Que vivências, que memórias de lutas coletivas conduziram a este momento – 8 de Março de 1857, Nova Iorque, operárias têxteis nas ruas?
Helena Neves
Fonte: Esquerda.net, com ajustes para o português do Brasil
Data original da publicação: 08/03/2021
Em pleno século XIX, o pensamento progressista americano reflete um conjunto de influências, desde o racionalismo aos ideais da Revolução Francesa de 1789 (recordemos que muitos revolucionários, banidos pelo domínio napoleônico, emigram para a América) e ao socialismo utópico, nomeadamente de Calvet e de Owen.

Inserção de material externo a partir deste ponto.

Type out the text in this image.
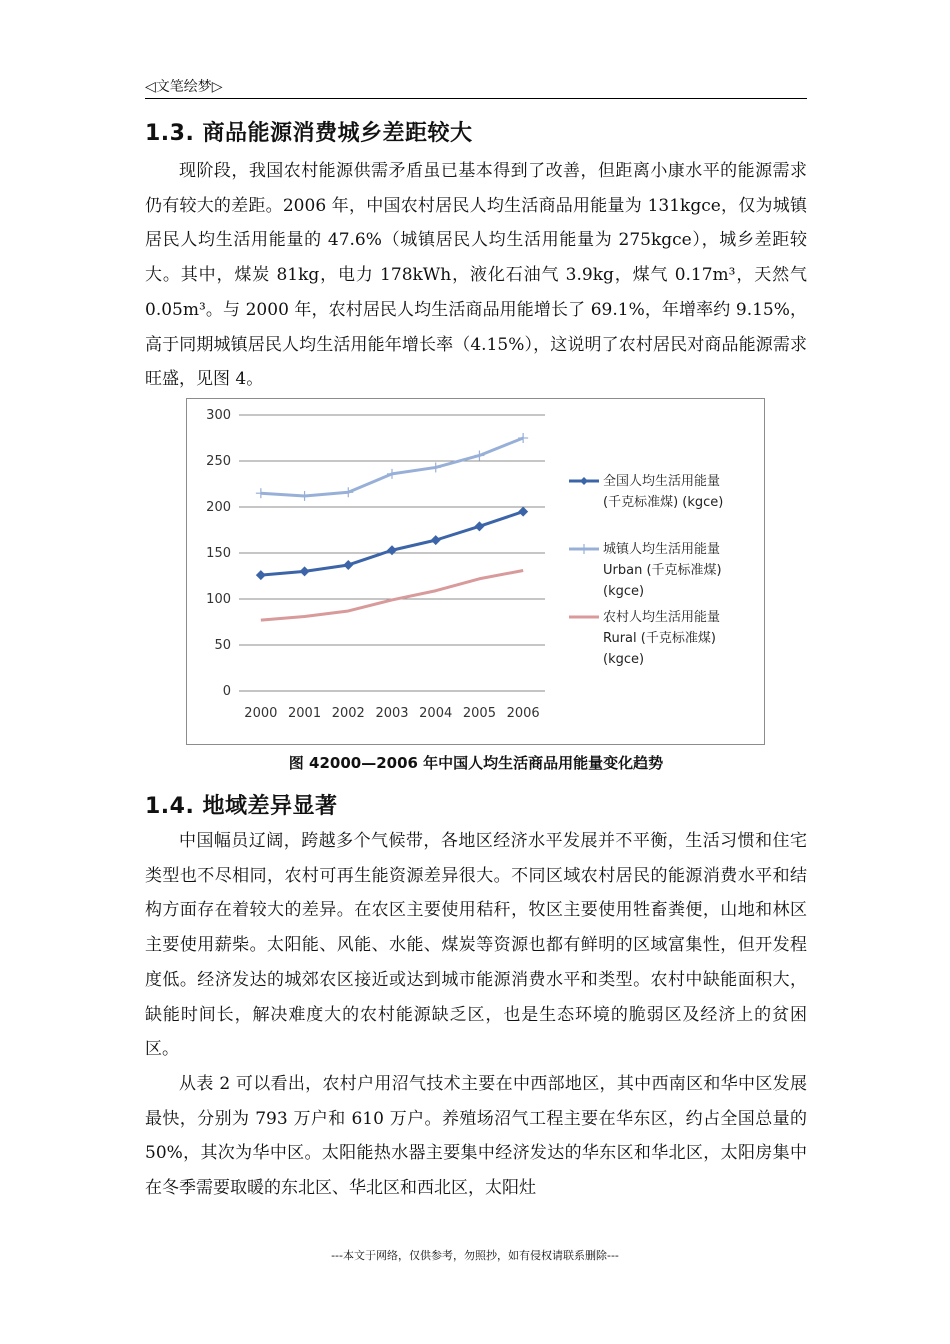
◁文笔绘梦▷
1.3. 商品能源消费城乡差距较大

现阶段，我国农村能源供需矛盾虽已基本得到了改善，但距离小康水平的能源需求仍有较大的差距。2006 年，中国农村居民人均生活商品用能量为 131kgce，仅为城镇居民人均生活用能量的 47.6%（城镇居民人均生活用能量为 275kgce），城乡差距较大。其中，煤炭 81kg，电力 178kWh，液化石油气 3.9kg，煤气 0.17m³，天然气 0.05m³。与 2000 年，农村居民人均生活商品用能增长了 69.1%，年增率约 9.15%，高于同期城镇居民人均生活用能年增长率（4.15%），这说明了农村居民对商品能源需求旺盛，见图 4。

0
50
100
150
200
250
300
2000 2001 2002 2003 2004 2005 2006
全国人均生活用能量
(千克标准煤) (kgce)
城镇人均生活用能量
Urban (千克标准煤)
(kgce)
农村人均生活用能量
Rural (千克标准煤)
(kgce)
图 42000—2006 年中国人均生活商品用能量变化趋势
1.4. 地域差异显著

中国幅员辽阔，跨越多个气候带，各地区经济水平发展并不平衡，生活习惯和住宅类型也不尽相同，农村可再生能资源差异很大。不同区域农村居民的能源消费水平和结构方面存在着较大的差异。在农区主要使用秸秆，牧区主要使用牲畜粪便，山地和林区主要使用薪柴。太阳能、风能、水能、煤炭等资源也都有鲜明的区域富集性，但开发程度低。经济发达的城郊农区接近或达到城市能源消费水平和类型。农村中缺能面积大，缺能时间长，解决难度大的农村能源缺乏区，也是生态环境的脆弱区及经济上的贫困区。

从表 2 可以看出，农村户用沼气技术主要在中西部地区，其中西南区和华中区发展最快，分别为 793 万户和 610 万户。养殖场沼气工程主要在华东区，约占全国总量的 50%，其次为华中区。太阳能热水器主要集中经济发达的华东区和华北区，太阳房集中在冬季需要取暖的东北区、华北区和西北区，太阳灶

---本文于网络，仅供参考，勿照抄，如有侵权请联系删除---
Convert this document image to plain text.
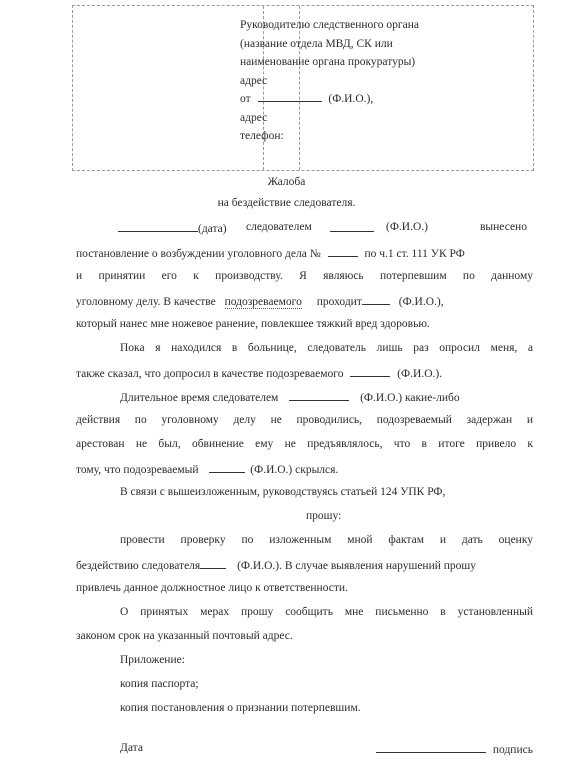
Руководителю следственного органа
(название отдела МВД, СК или
наименование органа прокуратуры)
адрес
от	(Ф.И.О.),
адрес
телефон:
Жалоба
на бездействие следователя.
(дата) следователем	(Ф.И.О.)	вынесено
постановление о возбуждении уголовного дела №	по ч.1 ст. 111 УК РФ
и принятии его к производству. Я являюсь потерпевшим по данному
уголовному делу. В качестве подозреваемого проходит	(Ф.И.О.),
который нанес мне ножевое ранение, повлекшее тяжкий вред здоровью.
Пока я находился в больнице, следователь лишь раз опросил меня, а
также сказал, что допросил в качестве подозреваемого	(Ф.И.О.).
Длительное время следователем	(Ф.И.О.) какие-либо
действия по уголовному делу не проводились, подозреваемый задержан и
арестован не был, обвинение ему не предъявлялось, что в итоге привело к
тому, что подозреваемый	(Ф.И.О.) скрылся.
В связи с вышеизложенным, руководствуясь статьей 124 УПК РФ,
прошу:
провести проверку по изложенным мной фактам и дать оценку
бездействию следователя	(Ф.И.О.). В случае выявления нарушений прошу
привлечь данное должностное лицо к ответственности.
О принятых мерах прошу сообщить мне письменно в установленный
законом срок на указанный почтовый адрес.
Приложение:
копия паспорта;
копия постановления о признании потерпевшим.
Дата	подпись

Este chega mesmo a fundar, em maio de 1825, uma comuna em território americano – “A Nova Alemanha” – e influenciará a parte mais silenciada do feminismo americano através da comunalista Fanny Wright. Entretanto, em meados do século, surgem timidamente alguns centros de pensamento marxista ligados ao núcleo revolucionário de Marx e Engels em Bruxelas, que constitui o embrião da Associação Internacional de Trabalhadores. O próprio Marx publicará, em 1853 e 1854, diversos artigos ao New York Dally Tribune. Paralelamente, o movimento operário americano apresenta já um forte carácter reivindicativo, patente nas enormes manifestações de massas, em fevereiro, contra o desemprego e a inflação, quando do pânico da crise de 1837.
É babilônico, na sua composição, este jovem proletariado americano. Entre 1815 e 1860, aportavam à América do Norte 5 milhões e meio de estrangeiros, que em 1850 constituem já 43% da população urbana. Provavelmente mais desprotegido do que qualquer outro, porque a abundância de mão-de-obra, por um lado, e a concentração industrial favorecida pelo desenvolvimento da rede ferroviária, proporcionam níveis de exploração intensíssimos, a par do desemprego, da insegurança, das tensões no movimento operário. O escritor inglês conta que os mecânicos desempregados de Nova Iorque têm “ar de lobos esfomeados”.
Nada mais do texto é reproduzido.